I assumed as much when I first became aware of the discrete configs for specific versions of Ruby via Evil Martians’ write ups (here (rubocop + standard), and here (adds rubocop-gradual)). However, the discrete configs, which go all the way back to Ruby 1.8, are not intended to keep a code base “compatible” with the specified version of Ruby. According to Justin Searls, the project’s author and lead maintainer, Standard’s ruby-specific configs merely disable rules where keeping Standard’s more modern style would “break” the older Ruby.

In other words, they do not attempt to actively ensure compliance with any older Ruby syntax, even when that is possible, and advisable, for a project targeting long-term support of older Ruby versions.

For example standard does not:

  • set Layout/DotPosition to EnforcedStyle: trailing for Ruby 1.8 compatibility, nor does it
  • set Style/SymbolArray and Style/WordArray to EnforcedStyle: brackets for Ruby 1.8 and 1.9 compatibility.

Instead, these style enforcers are completely disabled.

This is why you need rubocop-lts. It is built on top of standard-rubocop-lts, which shims standard’s rules to enforce maximum compatibility for targeted versions of Old Ruby.

You get the standard rules as much as possible, but without breaking your old Ruby compatibility.

Also, I’ve added a bunch of other linter rules on top of Standard, e.g. Shopify’s rules.

This is still an anti-bike-shedding tool, but my goal is not to have fewer rules.
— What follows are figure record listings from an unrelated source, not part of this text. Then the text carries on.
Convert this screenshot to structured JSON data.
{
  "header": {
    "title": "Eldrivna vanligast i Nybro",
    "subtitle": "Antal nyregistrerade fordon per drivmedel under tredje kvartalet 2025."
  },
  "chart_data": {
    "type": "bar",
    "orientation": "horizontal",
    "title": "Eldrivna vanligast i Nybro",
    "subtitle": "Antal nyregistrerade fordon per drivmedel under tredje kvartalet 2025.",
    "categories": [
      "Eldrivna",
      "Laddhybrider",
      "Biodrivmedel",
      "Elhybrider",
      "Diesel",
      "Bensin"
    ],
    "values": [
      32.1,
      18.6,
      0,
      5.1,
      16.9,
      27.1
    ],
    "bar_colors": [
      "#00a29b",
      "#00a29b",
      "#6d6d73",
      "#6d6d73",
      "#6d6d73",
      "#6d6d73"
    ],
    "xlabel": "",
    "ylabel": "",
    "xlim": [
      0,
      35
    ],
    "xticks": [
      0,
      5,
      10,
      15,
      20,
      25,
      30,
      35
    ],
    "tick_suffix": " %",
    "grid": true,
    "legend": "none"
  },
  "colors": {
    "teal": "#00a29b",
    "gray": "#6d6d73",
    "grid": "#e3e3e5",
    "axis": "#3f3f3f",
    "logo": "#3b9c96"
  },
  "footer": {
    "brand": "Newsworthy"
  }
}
My goal is to be able to integrate this tool with a code base, on any version of Ruby, in as few lines as possible.

🙋‍♀️ How often has RuboCop broken your build?

This is both good (literally its job) and bad (when it’s for the wrong reasons).

It’s supposed to break the build when it finds violations. It should not break the build due to incompatibility with your environment. RuboCop doesn’t exactly follow SemVer, and occasionally it will unexpectedly break things.